Expert: Josh - 3/15/2006

Question
-------------------------
Followup To
Question -
An indian railway train has troble asending certain hills and has to ensure that the incline (gradient) of the hills it attempts to climb are not greater than 0.075 or 3/40.

the train driver comes to junction and has to determine which way he should go, on one hand he may turn left and face an incline of 3/35, alternativly he may proceed straght ahead and face an incline of 3/91 however he will incurr an extra 10 kilometers on his jouney by turning right.

A) which ways can the train driver travel?
B) which would be the quikest route?
C) which would be the easiest slope and why?

Thanks
Answer -
Jesse,

Let us take a visual approach to understand this problem. An incline is basically the vertical distance of a hill divided by the horizontal distance that it stretches. We often refer to this as "rise over run".

A
|
|
|
|
B-------------------------C

Let |AB| be the distance of line AB.
Let |BC| be the distance of line BC.
The incline is the ratio between |AB| and |BC|.
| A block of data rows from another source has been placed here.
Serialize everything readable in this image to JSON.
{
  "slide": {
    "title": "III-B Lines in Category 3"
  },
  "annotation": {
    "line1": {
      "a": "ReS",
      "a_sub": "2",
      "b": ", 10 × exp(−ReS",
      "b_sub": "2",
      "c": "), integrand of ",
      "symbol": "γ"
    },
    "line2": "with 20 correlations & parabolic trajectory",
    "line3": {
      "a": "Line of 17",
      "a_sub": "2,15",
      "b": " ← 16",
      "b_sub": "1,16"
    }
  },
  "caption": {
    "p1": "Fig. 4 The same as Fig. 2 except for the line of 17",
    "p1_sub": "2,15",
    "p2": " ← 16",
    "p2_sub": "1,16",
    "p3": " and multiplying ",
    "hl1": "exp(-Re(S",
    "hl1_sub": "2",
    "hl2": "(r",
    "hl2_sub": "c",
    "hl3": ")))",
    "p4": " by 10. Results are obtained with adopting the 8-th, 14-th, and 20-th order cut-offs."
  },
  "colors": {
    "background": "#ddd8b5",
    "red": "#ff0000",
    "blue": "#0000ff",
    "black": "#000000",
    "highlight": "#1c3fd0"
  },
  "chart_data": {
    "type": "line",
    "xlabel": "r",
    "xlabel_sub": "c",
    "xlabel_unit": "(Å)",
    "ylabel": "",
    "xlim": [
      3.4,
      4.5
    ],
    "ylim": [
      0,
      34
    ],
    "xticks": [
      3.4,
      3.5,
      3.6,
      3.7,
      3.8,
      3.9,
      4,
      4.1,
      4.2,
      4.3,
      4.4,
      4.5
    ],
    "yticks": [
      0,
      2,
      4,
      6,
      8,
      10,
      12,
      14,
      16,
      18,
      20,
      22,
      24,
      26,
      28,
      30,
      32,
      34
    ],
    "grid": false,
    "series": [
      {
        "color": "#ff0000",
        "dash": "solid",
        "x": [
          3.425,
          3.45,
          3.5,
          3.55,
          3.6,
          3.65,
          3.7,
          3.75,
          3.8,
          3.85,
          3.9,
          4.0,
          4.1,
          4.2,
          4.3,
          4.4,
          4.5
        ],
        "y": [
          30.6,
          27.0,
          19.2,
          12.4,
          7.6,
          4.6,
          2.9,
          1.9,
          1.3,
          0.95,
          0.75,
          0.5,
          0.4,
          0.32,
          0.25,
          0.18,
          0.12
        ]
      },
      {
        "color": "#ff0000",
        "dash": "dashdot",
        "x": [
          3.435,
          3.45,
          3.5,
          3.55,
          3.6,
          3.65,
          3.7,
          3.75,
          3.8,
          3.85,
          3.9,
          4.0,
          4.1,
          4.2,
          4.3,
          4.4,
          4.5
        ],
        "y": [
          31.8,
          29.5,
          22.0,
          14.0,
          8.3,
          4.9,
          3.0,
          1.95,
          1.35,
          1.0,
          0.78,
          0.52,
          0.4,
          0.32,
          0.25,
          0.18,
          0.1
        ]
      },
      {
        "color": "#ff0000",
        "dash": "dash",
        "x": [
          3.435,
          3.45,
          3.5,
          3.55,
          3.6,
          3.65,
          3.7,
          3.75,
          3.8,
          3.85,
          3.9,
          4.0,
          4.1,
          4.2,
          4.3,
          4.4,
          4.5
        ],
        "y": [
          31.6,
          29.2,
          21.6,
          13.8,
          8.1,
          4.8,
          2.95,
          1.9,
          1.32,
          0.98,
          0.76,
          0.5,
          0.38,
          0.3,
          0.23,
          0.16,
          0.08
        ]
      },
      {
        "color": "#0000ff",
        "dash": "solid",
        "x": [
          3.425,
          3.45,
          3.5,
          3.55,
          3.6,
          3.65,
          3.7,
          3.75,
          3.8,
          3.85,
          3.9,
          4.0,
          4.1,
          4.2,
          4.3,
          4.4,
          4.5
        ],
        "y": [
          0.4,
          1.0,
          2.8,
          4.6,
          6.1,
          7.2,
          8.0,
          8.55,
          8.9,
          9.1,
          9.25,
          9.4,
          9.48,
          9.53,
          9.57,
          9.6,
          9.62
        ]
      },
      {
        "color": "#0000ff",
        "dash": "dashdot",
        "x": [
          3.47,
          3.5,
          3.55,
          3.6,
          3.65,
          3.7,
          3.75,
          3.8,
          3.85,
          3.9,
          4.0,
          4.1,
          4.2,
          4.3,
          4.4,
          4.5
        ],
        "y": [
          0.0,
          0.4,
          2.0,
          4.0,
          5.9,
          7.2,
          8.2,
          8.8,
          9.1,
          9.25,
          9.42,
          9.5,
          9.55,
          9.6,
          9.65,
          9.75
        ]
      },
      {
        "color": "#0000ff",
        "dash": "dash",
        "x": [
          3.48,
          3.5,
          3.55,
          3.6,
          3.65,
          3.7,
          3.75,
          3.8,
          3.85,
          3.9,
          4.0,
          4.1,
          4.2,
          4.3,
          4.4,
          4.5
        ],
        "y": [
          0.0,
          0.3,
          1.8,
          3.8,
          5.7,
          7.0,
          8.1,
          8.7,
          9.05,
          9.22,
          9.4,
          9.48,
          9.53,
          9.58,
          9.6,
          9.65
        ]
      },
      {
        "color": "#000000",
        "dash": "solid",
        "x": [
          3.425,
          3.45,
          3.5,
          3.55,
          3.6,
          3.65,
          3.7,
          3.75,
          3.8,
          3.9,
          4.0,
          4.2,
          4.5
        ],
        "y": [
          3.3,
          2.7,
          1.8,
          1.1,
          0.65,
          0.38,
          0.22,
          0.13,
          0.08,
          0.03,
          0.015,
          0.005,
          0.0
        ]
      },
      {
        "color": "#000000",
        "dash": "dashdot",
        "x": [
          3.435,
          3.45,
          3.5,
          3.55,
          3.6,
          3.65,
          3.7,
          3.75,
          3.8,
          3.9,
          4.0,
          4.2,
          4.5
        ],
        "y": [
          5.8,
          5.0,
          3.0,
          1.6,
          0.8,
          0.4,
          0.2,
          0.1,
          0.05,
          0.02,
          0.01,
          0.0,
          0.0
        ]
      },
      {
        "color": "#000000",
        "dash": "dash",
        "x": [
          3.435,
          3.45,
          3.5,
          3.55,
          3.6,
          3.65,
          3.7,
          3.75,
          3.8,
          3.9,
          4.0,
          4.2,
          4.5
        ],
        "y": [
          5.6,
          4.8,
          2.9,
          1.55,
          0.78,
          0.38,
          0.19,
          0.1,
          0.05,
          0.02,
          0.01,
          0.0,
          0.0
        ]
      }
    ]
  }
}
So, the various fractions you've been given in the question simply refer to how steep the terrain is.
The incline is just |AB|/|BC|.

The maximum incline the train can handle is 3/40.

It sounds like the train driver has 3 options.

Turn Left (not possible):  Slope is 3/35. Too steep to climb because 3/35 > 3/40.

Straight ahead: OK, the slope is very gentle since 3/91 is much smaller than the limit of 3/40 which the train can handle.

I haven't been told whether the train needs to climb if it turns right.

A) So, the train driver can keep going straight or turn right.
B) We don't have all the information needed to answer this. It depends on how costly an extra 10 km distance is relative to the train journey. If we go straight ahead, climbing a hill (even at a slope of 3/91) requires us to travel a longer distance. In the figure I have sketched, you can see that the length of the slope |AC| is always greater than the distance which appears on the map, |BC|. The longer the journey goes, the more extra distance we need to cover along AC, as opposed to the apparent distance, BC. This may (or may not) outweigh the 10km penalty if we were to take the option of turning right, travelling along flat terrain. Does this make sense?

Note: I don't think you would be considering another physical aspect (which is fair enough), but climbing an incline also slows down the train. So, this question is not as straight forward as it seems, since the data is incomplete. For instance, the remaining distance of the journey is unknown.

C) Once again, I'm not told about the slope if I had to turn right. So, I presume the land on the right is flat. Going straight ahead, the slope is easier.
In your answer, give reasons like
"slope(left) > slope(straight) because 3/35 > 3/90"

If you need further clarification, let me know.

Cheers.

Which would be bigger as a hill 3/91 or 5/72

Sorry i got the question wrong but the answer you gave helped me to answer
a and b

Answer
It's nice to know that some parts of the question makes more sense to you now.

Again, to make things really obvious, why don't we convert 3/91 and 5/72 into a decimal figure and compare them directly.

You can obviously do this on the calculator, but it's better to rely on mental arithmetic and perform some simple calculations. Actually, it doesn't have to be precise, a rough approximation will do.

3/91 is close enough to 3/90. Now, flipping the fraction up-side-down, we get 90/3=30 ...[*]
So, a slope of 3/91 is close enough to 1/30....From [*]
[mental note: 1/10=0.1, 1/30=(1/3)*(1/10)~=0.033]
In decimal, this is about 0.033. Great!

Now, let's look at 5/72. We can tell that 5/72 > 5/75.
Why? Because when we divide 5 by a larger number, it gets smaller.
Like before, 75/5=15. So, 5/75=1/15. Bingo!

3/91 is approximately (slightly smaller than) 1/30.
5/72 is approximately (slightly bigger than) 1/15. ...[#]

There's no doubt that a slope of 5/72 is a lot steeper.

The good thing is, we haven't used the calculator at all.
You should try this :)

Alternative view:
From [#], 1/15 is between 1/10 and 1/20.
i.e., 1/10 > 1/15 > 1/20
replacing with 1/10=0.1, 1/20=0.05, we see that the fraction "1/15" is bounded by 0.05 and 0.1 in decimal form.
This is definitely way bigger than 0.033.